As for the course, it has matured splendidly over the past 21 years with many changes taking place, all of them for the better.
Just don't tell Mr Branigan that it is not pure links, a mistake made by those who've wondered at the qualities of the "inland" holes on the front nine.
"People judge links by what is on the surface but what defines a links is what is underground," Declan explains. "Ten thousand years ago the glaciers moved back and eroded everything that was in their way, ground it down, and so the areas beside the sea were mud flats.
Then we had these 200 mph, periglacial winds that blew sand in from the beaches. The sand comes in down the rivers. So if you don't have a river, you rarely have a links. Look at Rosses Point, Baltray, the Liffey around Portmarnock and Bull island...
"The sand is brought down the rivers, and the tides and the winds bring it back in again and the winds blows it inland. But because the wind is only so strong, the sand particles can only stay in the air so long. This is why you get a very distinct line between parkland and links because that is the outer limit to where it is possible for sand to be blown by the wind.
"So if you take a profile down through the sand, you eventually come to a 2 or 3 inch layer of organic matter, let's call it peat, and underneath that you have the blue alluvial soils, which were the mud flats.
"The peat was the original vegetation and then sand came in over that. And you see that everywhere in Seapoint if you go down far enough.
"Some have said that the first five or six holes are heathland. But heathlands are extremely old, acidic soils. The only place you can have a heathland near here is probably up on the hill of Howth, because the glaciers couldn't get up that high. Take a spade here and dig a hole and you come up with pure sand. They used to call us semi-parkland or a links with a difference, but I just smile at that.
"It’s links and it's our baby. We designed it and built it and the first shot was hit in June 1993."
Branigan is rightly proud of the course and the members are thrilled that after hosting back to back Irish Professional Championships in 2010 and 2011, the top amateurs are coming.
“It is a relatively young club and they are only beginning to realise how prestigious an event his is for Seapoint,” says Declan. “It is the only championship that travels around the country from province to province on a rotation basis. Leinster only gets it every four years and they nearly always go for one the top 20 courses here, so it’s something you might only get once every 80 years.
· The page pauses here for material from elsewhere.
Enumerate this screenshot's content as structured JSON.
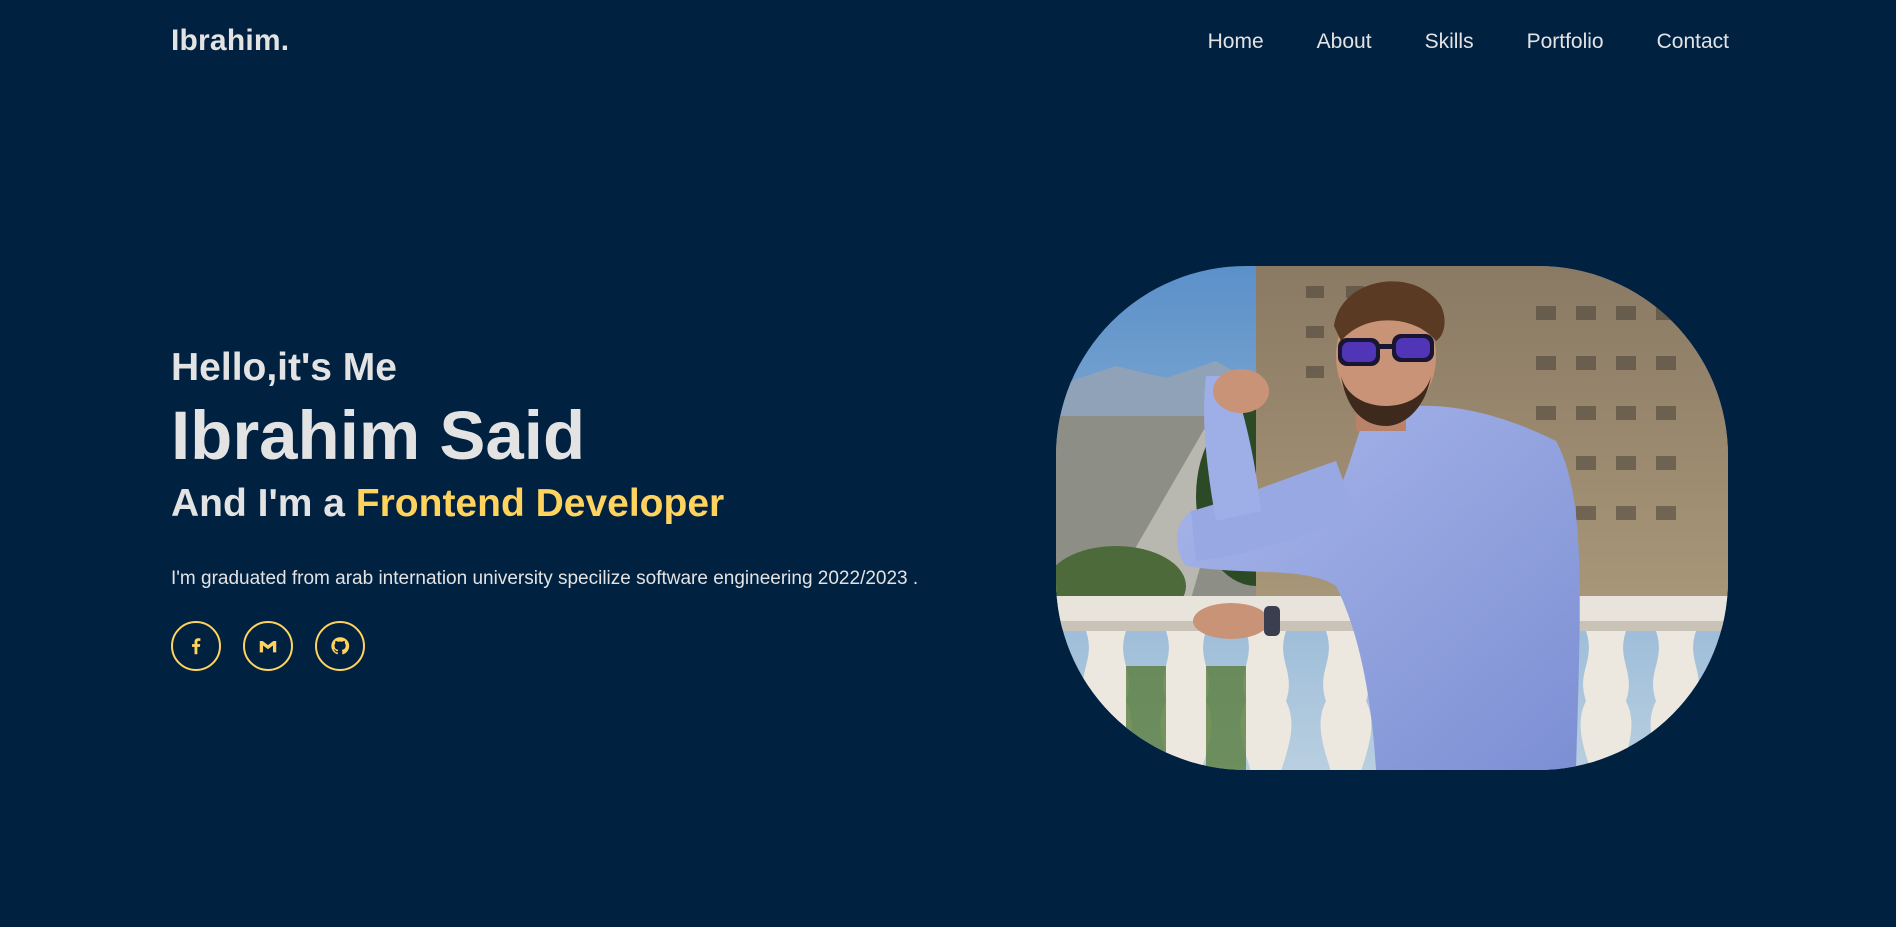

“To be selected for the Close which has always been played at the top courses such at Portmarnock, Royal Dublin or The Island to name just three, is wonderful for the club.”
Measuring just over 7,000 yards off the championship tees, Seapoint is a mesmerising and much underrated par-72 featuring half a dozen strong par fours of more than 400 yards and a quartet of tantalising par-threes, leaving you to make up your score on the par-fives, two of which are amongst the toughest holes on the course.
A lot has happened since Smyth and Branigan posed for a picture at Laytown and Bettystown, the course where they learned the game, back in 1962.
‘Golf Stars of the Future?’ ran the headline when the picture appeared in the paper as the boyhood pals cradled their silverware and grinned happily at the camera in a pose that would become all too familiar to their rivals over the next forty years.
‘I had the North Leinster Under-15s trophy and Des had the Under-12s,’ Declan recalls. ‘I thought the headline was a great one, considering what has happened since.’
Considering what's about to happen at Seapoint this weekend, it could not be more apposite.